A new employee analysis by Vitality, a health and life insurer, shows millennial and Gen Z workers are suffering in the workplace due to mental health issues and burnout.
The study surveyed 4,000 British workers and examined productivity levels based on sick days used, access to employer support, and mental health conditions like depression.
The study shows workers making less than USD 38,000 annually are more prone to depression, burnout, and lack of productivity.
“While physical health struggles led to a 54% productivity dip, mental health issues hit harder, causing a staggering 150% loss in productive days, particularly for the youth.”
The decrease in production and burnout reportedly cost the British economy $176 billion annually.
British workers are not the only ones suffering from decreased production due to declining mental health or burnout.
Mindy Shoss, Ph.D., professor of psychology at the University of Central Florida and associate editor of the Journal of Occupational Health Psychology, says, “There are many potential causes of burnout in today’s workplaces—excessive workloads, low levels of support, having little say or control over workplace matters, lack of recognition or rewards for one’s efforts, and interpersonally toxic and unfair work environments.”
The potential causes of burnout manifest physically and mentally. These causes sometimes lead to a lack of productivity or the need to remove oneself from the work environment. According to the American Psychological Association (APA), burnout leads to a “57% increased risk of workplace absence.”

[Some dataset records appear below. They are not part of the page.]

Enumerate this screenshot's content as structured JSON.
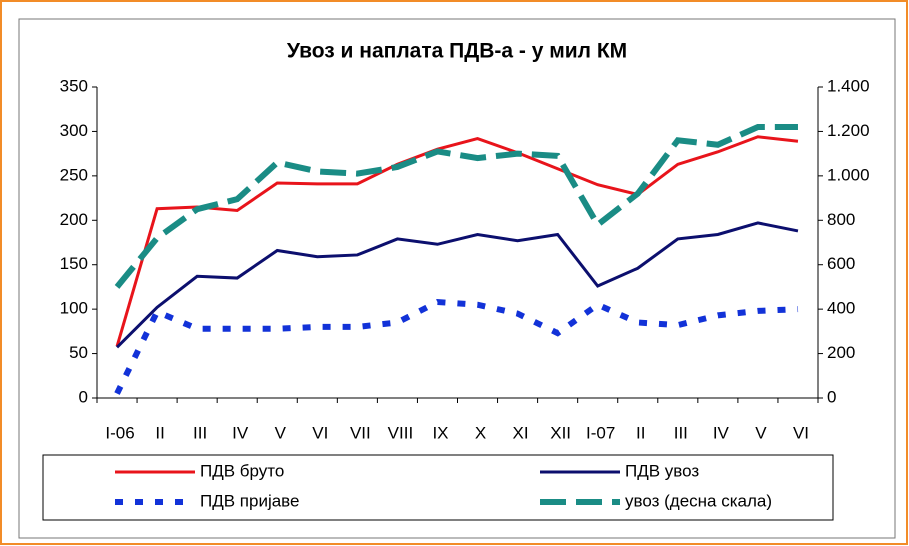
{
  "chart_data": {
    "type": "line",
    "title": "Увоз и наплата ПДВ-а - у мил КМ",
    "categories": [
      "I-06",
      "II",
      "III",
      "IV",
      "V",
      "VI",
      "VII",
      "VIII",
      "IX",
      "X",
      "XI",
      "XII",
      "I-07",
      "II",
      "III",
      "IV",
      "V",
      "VI"
    ],
    "series": [
      {
        "name": "ПДВ бруто",
        "color": "#e8141b",
        "dash": "solid",
        "values": [
          58,
          213,
          215,
          211,
          242,
          241,
          241,
          263,
          280,
          292,
          276,
          258,
          240,
          229,
          263,
          277,
          294,
          289
        ]
      },
      {
        "name": "ПДВ увоз",
        "color": "#0c0f6e",
        "dash": "solid",
        "values": [
          57,
          102,
          137,
          135,
          166,
          159,
          161,
          179,
          173,
          184,
          177,
          184,
          126,
          146,
          179,
          184,
          197,
          188
        ]
      },
      {
        "name": "ПДВ пријаве",
        "color": "#1232d8",
        "dash": "dotted",
        "values": [
          5,
          97,
          78,
          78,
          78,
          80,
          80,
          85,
          108,
          105,
          95,
          73,
          105,
          85,
          82,
          93,
          98,
          100
        ]
      },
      {
        "name": "увоз (десна скала)",
        "color": "#1a8c85",
        "dash": "dashed",
        "axis": "y2",
        "values": [
          500,
          720,
          850,
          895,
          1060,
          1020,
          1010,
          1040,
          1110,
          1080,
          1100,
          1090,
          780,
          920,
          1160,
          1140,
          1220,
          1220
        ]
      }
    ],
    "ylim": [
      0,
      350
    ],
    "yticks": [
      0,
      50,
      100,
      150,
      200,
      250,
      300,
      350
    ],
    "y2lim": [
      0,
      1400
    ],
    "y2ticks": [
      0,
      200,
      400,
      600,
      800,
      {
        "value": 1000,
        "label": "1.000"
      },
      {
        "value": 1200,
        "label": "1.200"
      },
      {
        "value": 1400,
        "label": "1.400"
      }
    ],
    "legend": "bottom"
  }
}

The APA lists the three dimensions of burnout:
- Feelings of energy depletion or emotional exhaustion
- Increased mental distance from one’s work and negative or cynical feelings toward one’s work
- Reduced sense of efficacy at work
Finding a solution for burnout is tricky, as there is no one-size-fits-all cure. Individual symptoms, work conditions, and life circumstances play a factor in how to address the issue. Here are a few tips to help alleviate burnout in the workplace.
Prioritize
Not all deadlines are hard deadlines. The old adage “Don’t put off tomorrow what you can do today” is exactly that: old. Jam-packing your schedule to ensure every task is accounted for daily can sometimes be counterproductive. What good is working ahead if it only leaves you exhausted and drained? Add tasks to your calendar with periodic reminders to give yourself leeway and stay on top of your work.
Delegate
If you are working in a team environment or managerial role, delegate. Ask for help managing your workload or give a smaller task to a capable subordinate.
Leave work at work
Decompress when the day is over. Your alone time is yours. Do not take the day’s work into your night’s peace. Pondering over the next day’s work leaves little space in your brain for personal reflection and rest.
Be firm about your needs
Talk to others involved and let them know what’s happening. If there is a way to lighten your home duties that will help relieve you of mental stress, ask for help. Look into mental health programs offered by your place of employment. Or seek professional help independently.
Most people need to work to sustain a decent quality of life. However, work does not have to be the reason you cannot maintain a good mental and physical quality of life.